Lawmakers are also trying to pull the plug on another financial mechanism where the US markets have become more entwined with China.

Earlier this year, MSCI and FTSE Russell – the two largest providers of global indexes – started to increase the weighting of mainland Chinese stocks in their emerging-markets indexes. US pension funds, mutual funds and other institutional investors that track the benchmarks, as a result, will be forced to add billions of dollars more to yuan-denominated shares of Chinese companies.

In a letter last month to MSCI urging the index provider to reconsider its decision, Rubio wrote: “We can no longer allow China’s authoritarian government to reap the rewards of American and international capital markets while Chinese companies avoid financial disclosure and basic transparency, and place US investors and pensioners at risk.”

New York Senator Gillibrand added that, “If China refuses to comply with international norms of transparency, then its companies should not have access to the US market.”

A spokesperson for MSCI did not comment.

Beyond the transparency concerns, others warn of the risks of indexes that rely so heavily on Chinese companies. China is already the largest slice in the indexes, accounting for about 30 per cent of country weight in the benchmarks.

The continued addition will increase that weight to 34 per cent, according to Steven Schoenfeld, chief investment officer at BlueStar Indexes, an index provider and investment research firm in New York.

“The growing weight of China is unprecedented. For any single country to have concentration like this is something potentially quite dangerous for investors,” said Schoenfeld.

Adding to that risk, “China, like many other emerging markets, have significant government influence in the economy and opaque corporate governance,” Schoenfeld noted.

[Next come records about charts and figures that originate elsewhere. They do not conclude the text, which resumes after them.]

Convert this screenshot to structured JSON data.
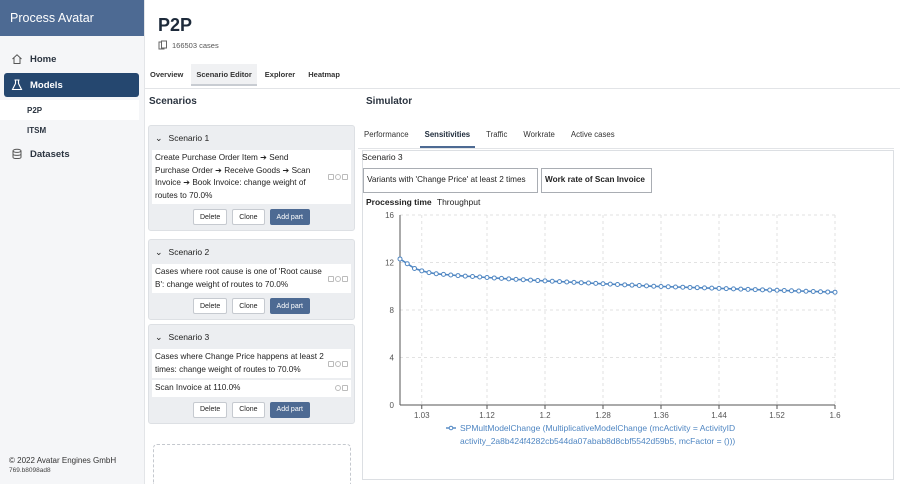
{
  "app": {
    "title": "Process Avatar"
  },
  "sidebar": {
    "items": [
      {
        "label": "Home",
        "icon": "home-icon"
      },
      {
        "label": "Models",
        "icon": "flask-icon"
      },
      {
        "label": "Datasets",
        "icon": "database-icon"
      }
    ],
    "models_sub": [
      {
        "label": "P2P"
      },
      {
        "label": "ITSM"
      }
    ],
    "footer": {
      "copyright": "© 2022 Avatar Engines GmbH",
      "version": "769.b8098ad8"
    }
  },
  "header": {
    "title": "P2P",
    "cases": "166503 cases",
    "tabs": [
      {
        "label": "Overview"
      },
      {
        "label": "Scenario Editor"
      },
      {
        "label": "Explorer"
      },
      {
        "label": "Heatmap"
      }
    ],
    "active_tab": "Scenario Editor"
  },
  "scenarios": {
    "title": "Scenarios",
    "buttons": {
      "delete": "Delete",
      "clone": "Clone",
      "add_part": "Add part"
    },
    "list": [
      {
        "name": "Scenario 1",
        "parts": [
          "Create Purchase Order Item ➔ Send Purchase Order ➔ Receive Goods ➔ Scan Invoice ➔ Book Invoice: change weight of routes to 70.0%"
        ]
      },
      {
        "name": "Scenario 2",
        "parts": [
          "Cases where root cause is one of 'Root cause B': change weight of routes to 70.0%"
        ]
      },
      {
        "name": "Scenario 3",
        "parts": [
          "Cases where Change Price happens at least 2 times: change weight of routes to 70.0%",
          "Scan Invoice at 110.0%"
        ]
      }
    ]
  },
  "simulator": {
    "title": "Simulator",
    "tabs": [
      {
        "label": "Performance"
      },
      {
        "label": "Sensitivities"
      },
      {
        "label": "Traffic"
      },
      {
        "label": "Workrate"
      },
      {
        "label": "Active cases"
      }
    ],
    "active_tab": "Sensitivities",
    "scenario_label": "Scenario 3",
    "objects": [
      "Variants with 'Change Price' at least 2 times",
      "Work rate of Scan Invoice"
    ],
    "metric_tabs": {
      "active": "Processing time",
      "other": "Throughput"
    }
  },
  "chart_data": {
    "type": "line",
    "title": "",
    "xlabel": "",
    "ylabel": "",
    "xlim": [
      1.0,
      1.6
    ],
    "ylim": [
      0,
      16
    ],
    "xticks": [
      "1.03",
      "1.12",
      "1.2",
      "1.28",
      "1.36",
      "1.44",
      "1.52",
      "1.6"
    ],
    "xtick_values": [
      1.03,
      1.12,
      1.2,
      1.28,
      1.36,
      1.44,
      1.52,
      1.6
    ],
    "yticks": [
      0,
      4,
      8,
      12,
      16
    ],
    "grid": true,
    "legend_placement": "bottom",
    "colors": {
      "series": "#4f86c2",
      "grid": "#e2e2e2",
      "axis": "#555555"
    },
    "series": [
      {
        "name": "SPMultModelChange (MultiplicativeModelChange (mcActivity = ActivityID activity_2a8b424f4282cb544da07abab8d8cbf5542d59b5, mcFactor = ()))",
        "x": [
          1.0,
          1.01,
          1.02,
          1.03,
          1.04,
          1.05,
          1.06,
          1.07,
          1.08,
          1.09,
          1.1,
          1.11,
          1.12,
          1.13,
          1.14,
          1.15,
          1.16,
          1.17,
          1.18,
          1.19,
          1.2,
          1.21,
          1.22,
          1.23,
          1.24,
          1.25,
          1.26,
          1.27,
          1.28,
          1.29,
          1.3,
          1.31,
          1.32,
          1.33,
          1.34,
          1.35,
          1.36,
          1.37,
          1.38,
          1.39,
          1.4,
          1.41,
          1.42,
          1.43,
          1.44,
          1.45,
          1.46,
          1.47,
          1.48,
          1.49,
          1.5,
          1.51,
          1.52,
          1.53,
          1.54,
          1.55,
          1.56,
          1.57,
          1.58,
          1.59,
          1.6
        ],
        "values": [
          12.3,
          11.9,
          11.5,
          11.3,
          11.15,
          11.05,
          11.0,
          10.95,
          10.9,
          10.85,
          10.82,
          10.78,
          10.74,
          10.7,
          10.66,
          10.62,
          10.58,
          10.55,
          10.52,
          10.48,
          10.45,
          10.42,
          10.39,
          10.36,
          10.33,
          10.3,
          10.27,
          10.24,
          10.21,
          10.18,
          10.15,
          10.12,
          10.09,
          10.06,
          10.03,
          10.0,
          9.98,
          9.96,
          9.94,
          9.92,
          9.9,
          9.88,
          9.86,
          9.84,
          9.82,
          9.8,
          9.78,
          9.76,
          9.74,
          9.72,
          9.7,
          9.68,
          9.66,
          9.64,
          9.62,
          9.6,
          9.58,
          9.56,
          9.54,
          9.52,
          9.5
        ]
      }
    ]
  }
}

American investors are not the only ones hurt by Chinese companies’ nondisclosure culture.

Around the same time Jupai went public in New York, its Chinese investors sued the company for selling fraudulent financial products for two years on behalf of another fund, according to local news reports. After losing their principal investment, the investors found out that the fund never existed.

“It’s a systemic problem because the culture there values relationships more than it values the law,” said Boyle, the ECFO adviser.

Businesses in China, he said, can often get away with wrongdoing as long as they know the right people in power.
As their exposure to Chinese firms has increased, US investors have learned just what that means.